Gambling addiction research has been undertaken by a British team from London and Cambridge and was presented to the European College of Neuropsychopharmacology at their 27th annual meeting in Berlin. The research was into the brain’s network of Opioid receptors and included the 14 compulsive gambler subjects and 15 control subjects.
In alcoholic and drug addict brains there are commonly more Opioid receptors which are there to pick up the pleasure hormones. Endorphins, the pleasure hormones, are set into action when an addict partakes in alcohol or drugs and is often described as a rush. It is this rush that is thought to be behind the addicts desire to consume more and more of the alcohol or drugs. Researchers thought that they would find a similar result in compulsive gamblers.

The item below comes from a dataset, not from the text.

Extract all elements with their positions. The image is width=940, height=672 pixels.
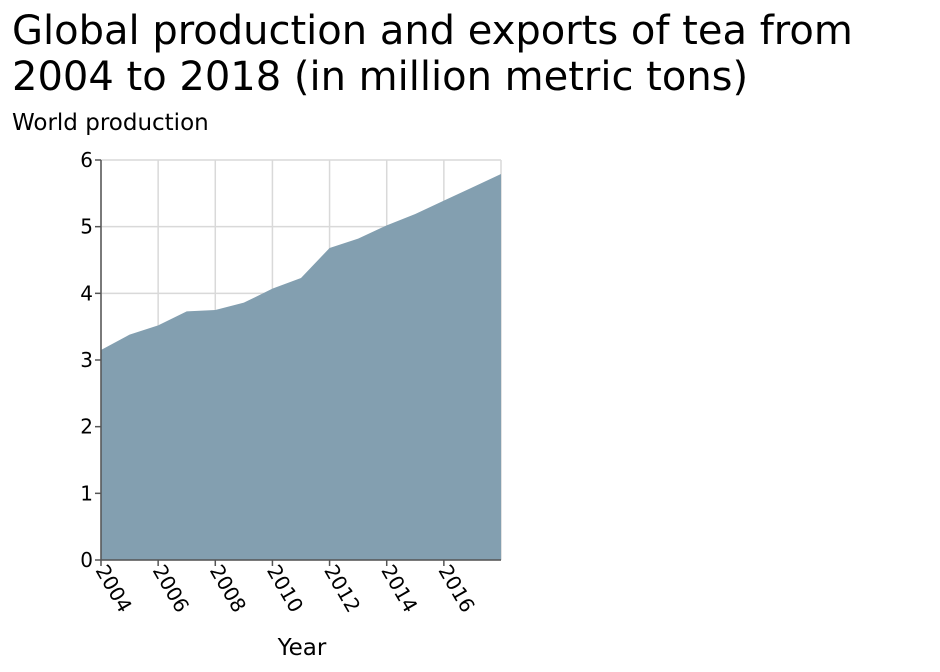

A PET scan showed that both compulsive gamblers and non gamblers had similar amounts of Opioid receptors in their brains. When all the subjects were given amphetamine pills to stimulate a rush, surprisingly the gambling addicts showed less ability to produce an endorphin rush than that of the non gamblers.
The findings suggest that compulsive gamblers have gradually reduced their ability to get high and so they have to gamble more and more often to get to the same level of pleasure that their first bet gave them. They have become far more tolerant to their activity and need to increase their use to get the same satisfaction. This is when family, friends and work suffer, not to mention their health and well being.
In the past other addictions were understood to activate Opioid receptors not counteract them. There are two medicines that block the activity of Opioid receptors, maltrexone and nalmefene, have successful treatment on gambling addicts who have a family background of alcoholism have been proven to treat alcoholism despite there being a difference in the Opioid receptors in these different addictions.
Whatever the difference in Opioid receptors in the different addictions it is the Opioid receptor that is thought to be behind the addiction. This is why medications that can prevent endorphins from being activated can be effective in treating these addictions.
The discovery that different addictions can rewire the brain in many ways depending on the situation. Research is important and with every new discovery can help addiction specialists find a better understanding of the problems faced by addicts and provide better ways to treat them.